(Resource News International) — Canadian canola exports should end up steady on the year, but they could have been larger were it not for high tariffs which limited demand from China, according to industry officials.
Looking ahead to the 2008-09 new crop year, exporters thought inquiries were starting to pick up.
The export pace of Canadian canola during the current 2007-08 crop year is slightly ahead of the year ago, according to Canadian Grain Commission data. As of June 29, Canada had exported 5.15 million tonnes of canola, which compares with 5.06 million at the same point the previous year. While the exports have been steady, market participants thought there could have been more business were it not for the stiffer tariffs on canola entering China compared to soybeans.Canola destined for China currently faces a nine per cent import tax, which compares with only one per cent for soybeans. The soybean tariff was reduced from its previous level of three per cent in October 2007, while the canola tax was left unchanged.
As oilseed prices moved higher, the eight per cent spread in import taxes between canola and soybeans became more of a detriment to canola sales into China, according to canola exporter Adrian Man, of Winnipeg’s James Richardson International (JRI).
He thought Chinese business for canola had all but disappeared in recent months, but added that current price action was starting to generate some renewed interest. Man pointed out that China imported 873,000 tonnes of Canadian canola during the 2006-07 crop year, but have only imported 588,000 tonnes as of the past month.
Business to Pakistan has also been down on the year, due in part to increased competition from Ukraine, Man said. However, he added, exports to traditional customers Japan, Mexico, and the U.S. were all strong, while Dubai also bought more canola.

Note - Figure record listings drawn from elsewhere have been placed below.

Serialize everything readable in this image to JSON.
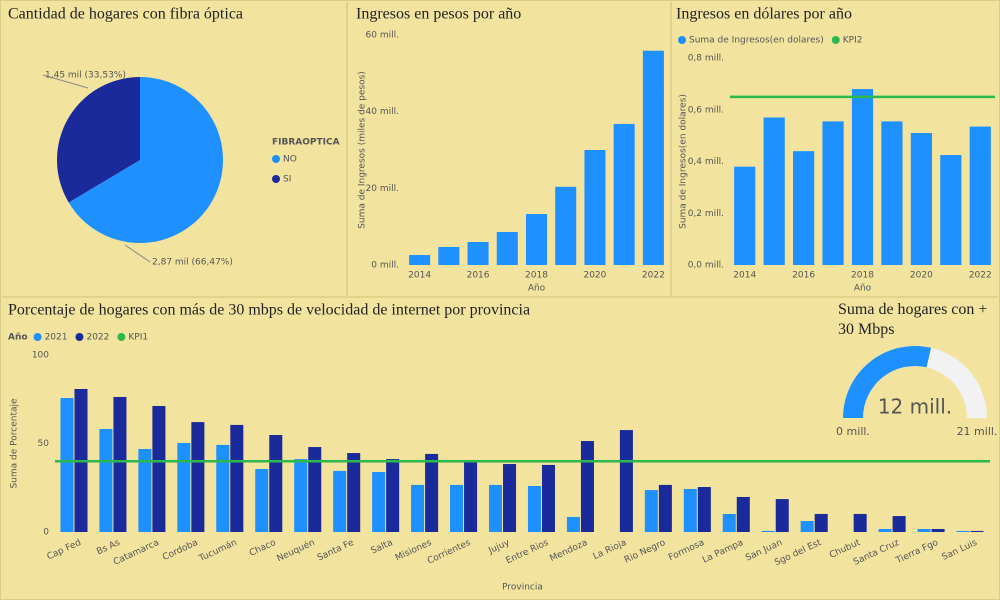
{
  "chart_data": [
    {
      "type": "pie",
      "title": "Cantidad de hogares con fibra óptica",
      "legend_title": "FIBRAOPTICA",
      "categories": [
        "NO",
        "SI"
      ],
      "values": [
        2.87,
        1.45
      ],
      "value_labels": [
        "2,87 mil (66,47%)",
        "1,45 mil (33,53%)"
      ],
      "colors": [
        "#1E90FF",
        "#1A2A9A"
      ]
    },
    {
      "type": "bar",
      "title": "Ingresos en pesos por año",
      "ylabel": "Suma de Ingresos (miles de pesos)",
      "xlabel": "Año",
      "categories": [
        "2014",
        null,
        "2016",
        null,
        "2018",
        null,
        "2020",
        null,
        "2022"
      ],
      "values": [
        2.6,
        4.7,
        6,
        8.6,
        13.3,
        20.4,
        30,
        36.8,
        55.9
      ],
      "color": "#1E90FF",
      "ylim": [
        0,
        60
      ],
      "yticks": [
        {
          "value": 0,
          "label": "0 mill."
        },
        {
          "value": 20,
          "label": "20 mill."
        },
        {
          "value": 40,
          "label": "40 mill."
        },
        {
          "value": 60,
          "label": "60 mill."
        }
      ]
    },
    {
      "type": "bar",
      "title": "Ingresos en dólares por año",
      "ylabel": "Suma de Ingresos(en dolares)",
      "xlabel": "Año",
      "categories": [
        "2014",
        null,
        "2016",
        null,
        "2018",
        null,
        "2020",
        null,
        "2022"
      ],
      "series": [
        {
          "name": "Suma de Ingresos(en dolares)",
          "type": "bar",
          "color": "#1E90FF",
          "values": [
            0.38,
            0.57,
            0.44,
            0.555,
            0.68,
            0.555,
            0.51,
            0.425,
            0.535
          ]
        },
        {
          "name": "KPI2",
          "type": "line",
          "color": "#2DB84B",
          "values": [
            0.65,
            0.65,
            0.65,
            0.65,
            0.65,
            0.65,
            0.65,
            0.65,
            0.65
          ]
        }
      ],
      "ylim": [
        0,
        0.8
      ],
      "yticks": [
        {
          "value": 0,
          "label": "0,0 mill."
        },
        {
          "value": 0.2,
          "label": "0,2 mill."
        },
        {
          "value": 0.4,
          "label": "0,4 mill."
        },
        {
          "value": 0.6,
          "label": "0,6 mill."
        },
        {
          "value": 0.8,
          "label": "0,8 mill."
        }
      ]
    },
    {
      "type": "bar",
      "title": "Porcentaje de hogares con más de 30 mbps de velocidad de internet por provincia",
      "ylabel": "Suma de Porcentaje",
      "xlabel": "Provincia",
      "legend_title": "Año",
      "categories": [
        "Cap Fed",
        "Bs As",
        "Catamarca",
        "Cordoba",
        "Tucumán",
        "Chaco",
        "Neuquén",
        "Santa Fe",
        "Salta",
        "Misiones",
        "Corrientes",
        "Jujuy",
        "Entre Rios",
        "Mendoza",
        "La Rioja",
        "Rio Negro",
        "Formosa",
        "La Pampa",
        "San Juan",
        "Sgo del Est",
        "Chubut",
        "Santa Cruz",
        "Tierra Fgo",
        "San Luis"
      ],
      "series": [
        {
          "name": "2021",
          "type": "bar",
          "color": "#1E90FF",
          "values": [
            75.7,
            58.2,
            46.9,
            50.3,
            49.2,
            35.6,
            41.2,
            34.5,
            33.9,
            26.6,
            26.6,
            26.6,
            26,
            8.5,
            null,
            23.7,
            24.3,
            10.2,
            0.6,
            6.2,
            null,
            1.7,
            1.7,
            0.6
          ]
        },
        {
          "name": "2022",
          "type": "bar",
          "color": "#1A2A9A",
          "values": [
            80.8,
            76.3,
            71.2,
            62.1,
            60.5,
            54.8,
            48,
            44.6,
            41.2,
            44.1,
            39.5,
            38.4,
            37.9,
            51.4,
            57.6,
            26.6,
            25.4,
            19.8,
            18.6,
            10.2,
            10.2,
            9,
            1.7,
            0.6
          ]
        },
        {
          "name": "KPI1",
          "type": "line",
          "color": "#2DB84B",
          "values": [
            40,
            40,
            40,
            40,
            40,
            40,
            40,
            40,
            40,
            40,
            40,
            40,
            40,
            40,
            40,
            40,
            40,
            40,
            40,
            40,
            40,
            40,
            40,
            40
          ]
        }
      ],
      "ylim": [
        0,
        100
      ],
      "yticks": [
        0,
        50,
        100
      ]
    },
    {
      "type": "gauge",
      "title": "Suma de hogares con + 30 Mbps",
      "value": 12,
      "value_label": "12 mill.",
      "ylim": [
        0,
        21
      ],
      "yticks": [
        {
          "value": 0,
          "label": "0 mill."
        },
        {
          "value": 21,
          "label": "21 mill."
        }
      ],
      "color": "#1E90FF"
    }
  ]
}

“I think at the end of the day, the total exports for this year will end up the same as last year,” said Man. Canada exported a total of 5.48 million tonnes of canola in 2006-07, according to government data.
With attention now turning to new-crop sales, Man thought an increase in inquiries from potential customers in recent days would likely lead to some fresh business.

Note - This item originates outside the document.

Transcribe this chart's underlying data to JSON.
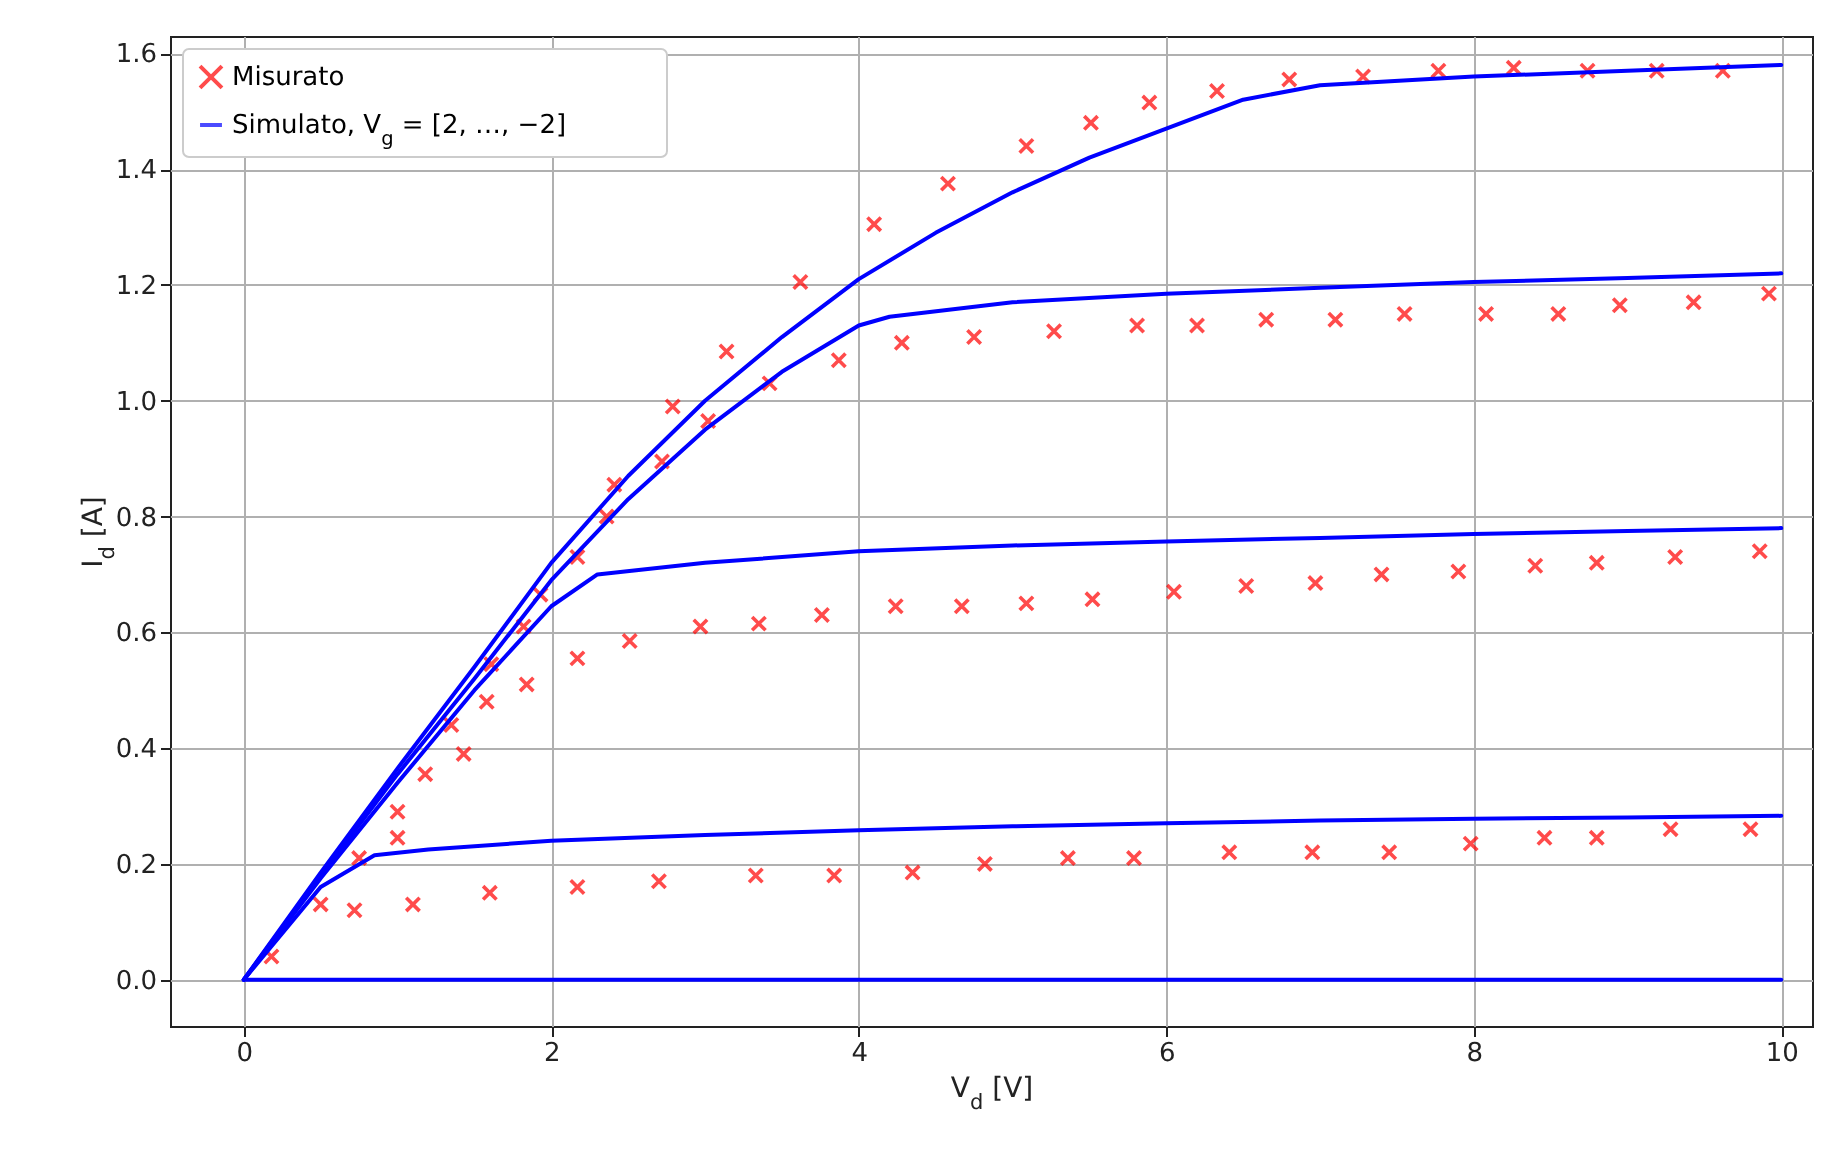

“We’re a lot closer to some additional offshore business than we were four to six weeks ago, which is encouraging,” added Lach Coburn, Cargill’s West Coast manager of shipping. “The gap has been narrowed, but we’re not there yet,” he said on the potential for sales.
Coburn agreed that the tariff differential between soybeans and canola into China had hurt some of the export potential in recent months, and thought business could have been up on the year if Canada had been more “tariff competitive.” He described export business as being “steady,” but with “room for improvement.”
Looking ahead, neither exporter had heard of anything in the works to lower the Chinese import tariff on canola. However, both also mentioned China as one of the potential customers currently in the market.
Coburn said crop development over the next few weeks will be important, as export customers will be waiting to see if they need to become more aggressive in securing new crop supplies or if they can wait for the opportunity to come to them.